Quei sessant'anni di convivenza difficile

Da Churchill alla Thatcher, il rifiuto britannico di cedere parte della sovranità

Quei sessant'anni di convivenza difficile

Nel momento in cui la Gran Bretagna lascia la UE, può sembrare un'ironia della sorte che il primo statista europeo a lanciare l'idea degli Stati Uniti d'Europa sia stato proprio un inglese, Churchill nel 1946. Ma il grande Winston non intendeva in realtà parteciparvi: pensava solo, giustamente, che servisse una nuova struttura per mettere fine ai conflitti. Allora, il Regno Unito aveva ancora il suo impero e un Commonwealth funzionante e gli inglesi, quando la nebbia calava sulla Manica, dicevano che «il continente è isolato». Infatti nel 1954 i successori di Churchill non aderirono né alla Comunità europea di Difesa (peraltro bocciata sul nascere dalla Francia), né tre anni dopo alla CECA, di cui si è appena celebrato il 60° anniversario. Come contraltare, costituirono l'EFTA, una zona di libero scambio di sette Paesi; ma, da bravi pragmatici, si accorsero presto che la cosa non funzionava e nel 1961 il premier conservatore Macmillan si rassegnò a chiedere finalmente l'adesione alla Comunità.

Fu l'inizio di un rapporto sempre travagliato, dovuto soprattutto alla diversa concezione che Londra aveva dell'Europa e, di conseguenza, alla differenza di obiettivi. Allora, i Paesi fondatori avevano ancora in mente una visione federalista, mentre la Gran Bretagna non ha mai pensato di andare oltre il mercato comune. Dopo due anni di faticosi negoziati, De Gaulle mise il veto con parole che oggi suonano profetiche: «L'ingresso della Gran Bretagna cambierebbe completamente il volto della CEE: la coesione tra gli Stati membri verrebbe meno» Il «no» francese scatenò in Gran Bretagna un furioso dibattito tra europeisti e antieuropeisti, equamente divisi tra i due maggiori partiti, ma una volta scomparso dalla scena il generale, Londra decise di riprovarci; e nel 1973 Edward Heatrh ce la fece, ma a condizioni così dure che due anni dopo il laburista Wilson ritenne di sottoporre l'accordo a un referendum consultivo: tra la sorpresa generale, i sì vinsero con il 67%.

Tra coloro che votarono a favore ci fu anche Margaret Thatcher, allora semplice deputata di opposizione.
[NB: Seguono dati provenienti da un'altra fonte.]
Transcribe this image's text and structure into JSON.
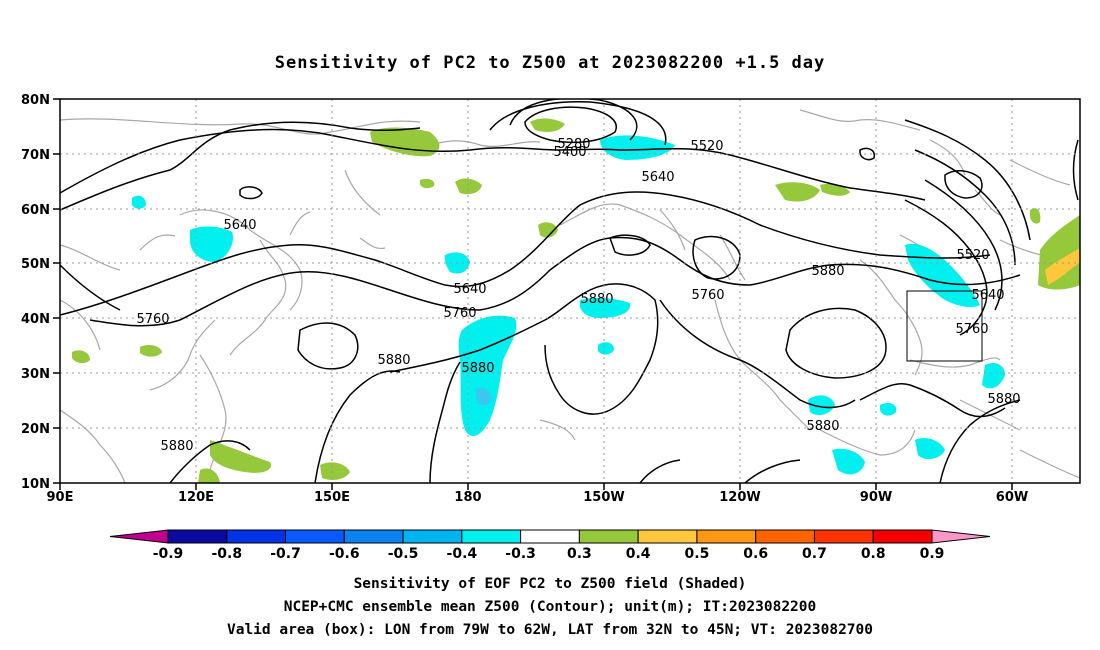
{
  "title": "Sensitivity of PC2 to Z500 at 2023082200 +1.5 day",
  "lat_labels": [
    "80N",
    "70N",
    "60N",
    "50N",
    "40N",
    "30N",
    "20N",
    "10N"
  ],
  "lon_labels": [
    "90E",
    "120E",
    "150E",
    "180",
    "150W",
    "120W",
    "90W",
    "60W"
  ],
  "contour_labels": [
    {
      "text": "5280"
    },
    {
      "text": "5400"
    },
    {
      "text": "5520"
    },
    {
      "text": "5520"
    },
    {
      "text": "5640"
    },
    {
      "text": "5640"
    },
    {
      "text": "5640"
    },
    {
      "text": "5640"
    },
    {
      "text": "5760"
    },
    {
      "text": "5760"
    },
    {
      "text": "5760"
    },
    {
      "text": "5760"
    },
    {
      "text": "5880"
    },
    {
      "text": "5880"
    },
    {
      "text": "5880"
    },
    {
      "text": "5880"
    },
    {
      "text": "5880"
    },
    {
      "text": "5880"
    },
    {
      "text": "5880"
    }
  ],
  "colorbar": {
    "colors": [
      "#c0008c",
      "#0a0aa0",
      "#0032e6",
      "#0a5aff",
      "#0a82f0",
      "#00b4f0",
      "#00f0f0",
      "#ffffff",
      "#96c83c",
      "#ffc83c",
      "#ff9614",
      "#ff6400",
      "#ff3200",
      "#f50000",
      "#ff96c8"
    ],
    "labels": [
      "-0.9",
      "-0.8",
      "-0.7",
      "-0.6",
      "-0.5",
      "-0.4",
      "-0.3",
      "0.3",
      "0.4",
      "0.5",
      "0.6",
      "0.7",
      "0.8",
      "0.9"
    ]
  },
  "footer": {
    "line1": "Sensitivity of EOF PC2 to Z500 field (Shaded)",
    "line2": "NCEP+CMC ensemble mean Z500 (Contour); unit(m); IT:2023082200",
    "line3": "Valid area (box): LON from 79W to 62W, LAT from 32N to 45N; VT: 2023082700"
  },
  "colors": {
    "cyan": "#00f0f0",
    "green": "#96c83c",
    "orange": "#ffc83c",
    "coast": "#a8a8a8"
  }
}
Ma quando, nel 1979, divenne premier, e si rese conto che il Paese sarebbe stato costretto a una progressiva quanto ineluttabile cessione di sovranità, cambiò atteggiamento. Con una sceneggiata che a Bruxelles ricordano ancora («I want my money back», voglio indietro i miei soldi, gridò agitando la mitica borsetta) chiese e nel 1984 finì con l'ottenere, una consistente riduzione del contributo che la Gran Bretagna era tenuta a versare alla Comunità e che andavano soprattutto a beneficio degli agricoltori francesi Due anni dopo, la Thatcher fu tra i fautori del mercato unico, che rientrava nella sua filosofia, ma nel 1989, in un altro famoso discorso a Brugge, disse un definitivo no al federalismo; e l'anno successivo respinse anche il progetto di Unione monetaria, che - forse non a torto - riteneva avesse bisogno di quella unione politica di cui l'Euro soffre oggi la mancanza, ma che lei aborriva.

Uscita di scena Maggie, i rapporti migliorarono un po': il suo successore John Major firmò il Trattato di Maastricht, ma solo dopo avere ottenuto una serie di opt-out che permisero a Londra di conservare la sterlina. Il laburista Tony Blair, durante i suoi tre mandati, fu probabilmente il premier più europeista, concludendo con gli alleati importanti accordi specie sul piano militare, ma i suoi rapporti con Francia e Germania si guastarono a causa del sostegno che diede all'America nella guerra contro l'Iraq. Nel frattempo, l'autoesclusione di Londra dall'Eurozona rendeva le relazioni con Bruxelles più difficili, soprattutto sul piano economico, e l'euroscettismo in Gran Bretagna cresceva a vista d'occhio portando prima alla nascita dell'UKIP e poi alla infausta decisione di Cameron di indire il referendum che ha portato alla Brexit.

Alla luce di questi contrasti, qualcuno ritiene che il divorzio fosse comunque scritto nelle stelle. Ma, se tanti statisti su entrambe le sponde della Manica non avessero fatto tanti errori, forse sarebbe stato possibile evitarlo.